Look across virtually any industry and you’ll see great examples where traditional spaces are being disrupted by software, access to data, and massive online communities. The net effect is powerful: it empowers all of us (no matter who we are or where we are) to learn more quickly, make better decisions, and operate more efficiently.
Thus, it should come as no surprise that we are now seeing Venture Capital being disrupted by these forces as well.
In the past (aka 1990’s), very little content on start-ups and VCs was publicly available. The fundraising process was closed and privileged: it all boiled down to who you knew offline. In his post The Disruption of Venture Capital, Albert Wenger described VC as “the club you had to be invited into.”
Today, the boom of information (i.e. start-up databases/networks like CrunchBase and AngelList) has led to unparalleled access to investment capital as more seed funds, angels, and syndicates emerge on the scene. People who are not traditionally in VC can now invest in startups with a higher comfort level, because CrunchBase and AngelList have made data on thousands of start-ups publicly available. In just a few clicks, you can find everything from the company’s tagline to information on founders and investors, number of employees, funding rounds, etc.
However, while we may be shifting from a closed system to a more transparent (and hopefully merit-based) environment, there’s a lot of noise being created along the way. Business data on start-ups, VCs, PE, financial markets, sales and marketing is being created at an alarming rate. Yet, most of this data is fragmented and inconsistent – making it difficult for decision-makers to leverage the information.
So, how can we use all this data to make better decisions? Or more specifically, how can we as investors better identify and find those start-ups that are primed for success?
Enter Mattermark: where “Big Data Meets Venture Capital”

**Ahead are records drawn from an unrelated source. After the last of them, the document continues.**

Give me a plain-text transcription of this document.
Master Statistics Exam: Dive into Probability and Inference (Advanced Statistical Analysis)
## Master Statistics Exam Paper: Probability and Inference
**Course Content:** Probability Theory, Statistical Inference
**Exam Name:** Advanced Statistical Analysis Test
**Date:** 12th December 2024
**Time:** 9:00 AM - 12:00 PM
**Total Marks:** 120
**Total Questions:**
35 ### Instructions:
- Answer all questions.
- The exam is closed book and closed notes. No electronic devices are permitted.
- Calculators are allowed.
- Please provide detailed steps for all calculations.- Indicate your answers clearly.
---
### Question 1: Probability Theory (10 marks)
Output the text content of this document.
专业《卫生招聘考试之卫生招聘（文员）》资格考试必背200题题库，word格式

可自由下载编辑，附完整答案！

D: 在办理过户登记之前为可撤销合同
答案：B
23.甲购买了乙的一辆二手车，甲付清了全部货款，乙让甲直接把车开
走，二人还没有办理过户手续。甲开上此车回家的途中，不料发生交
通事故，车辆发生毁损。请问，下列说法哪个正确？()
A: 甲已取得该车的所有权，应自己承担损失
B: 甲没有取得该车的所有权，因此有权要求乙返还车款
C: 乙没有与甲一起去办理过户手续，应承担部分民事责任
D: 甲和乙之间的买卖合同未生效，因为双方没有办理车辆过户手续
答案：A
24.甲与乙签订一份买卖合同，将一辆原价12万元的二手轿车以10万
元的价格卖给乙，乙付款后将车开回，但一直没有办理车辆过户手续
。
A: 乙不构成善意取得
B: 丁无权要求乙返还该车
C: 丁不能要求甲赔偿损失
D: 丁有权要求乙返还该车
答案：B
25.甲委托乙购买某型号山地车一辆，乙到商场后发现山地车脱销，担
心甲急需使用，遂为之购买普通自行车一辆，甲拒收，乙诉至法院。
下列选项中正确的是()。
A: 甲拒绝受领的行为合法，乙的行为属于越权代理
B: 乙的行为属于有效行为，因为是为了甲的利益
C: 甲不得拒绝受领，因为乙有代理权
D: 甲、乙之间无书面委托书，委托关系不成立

Mattermark is a web-based platform that helps VCs weed through the vast amounts of data to identify potential investment opportunities and track existing start-ups and private companies. The product collects, cleans, and curates data from news sites, SEC filings, Twitter, LinkedIn, Facebook, AngelList, CrunchBase, and more. It offers custom reports, real-time updates, specific filtering, and easy organization of start-ups based on stage, vertical, geography, and Mattermark score (a proprietary index that measures momentum).
Mattermark was launched in the Fall 2013 and is led by Danielle Morrill, Kevin Morrill, and Andy Sparks. The team are alumni of Y Combinator S12 as well as Batch 5 of 500 Startups in 2012. You can read about the company’s background on VentureBeat and TechCrunch.
Why we’re excited
The Version One portfolio is full of examples where software/online platforms are disrupting specific verticals – from Top Hat (education) to Upverter (hardware development), Figure 1 (healthcare), Jobber (field service), and Clio (legal). But, Mattermark is disrupting our own industry and giving us the tools to do our job more efficiently.
For starters, Mattermark allows us to be more proactive. Like with most VCs, our inbound leads come from our network. While we greatly appreciate these introductions from fellow VCs and entrepreneurs (who are great curators in their own right), inbound leads are inherently reactive. We’re relying on others to send what they think are the right opportunities for us.
But with Mattermark, we can now leverage the vast amounts of publicly available data to identify the rising stars and compare them to other companies in their vertical. Mattermark is never going to replace our own network, relationships, and gut, but it does make us much more efficient in sourcing and researching opportunities. We’re now able to generate more outbound leads.
Danielle Morrill has said that Mattermark’s goal is to create a company that is the equivalent of Bloomberg for start-ups and Venture Capital – providing investors with the tools to discover, research, and track start-ups. We’re excited for the possibilities.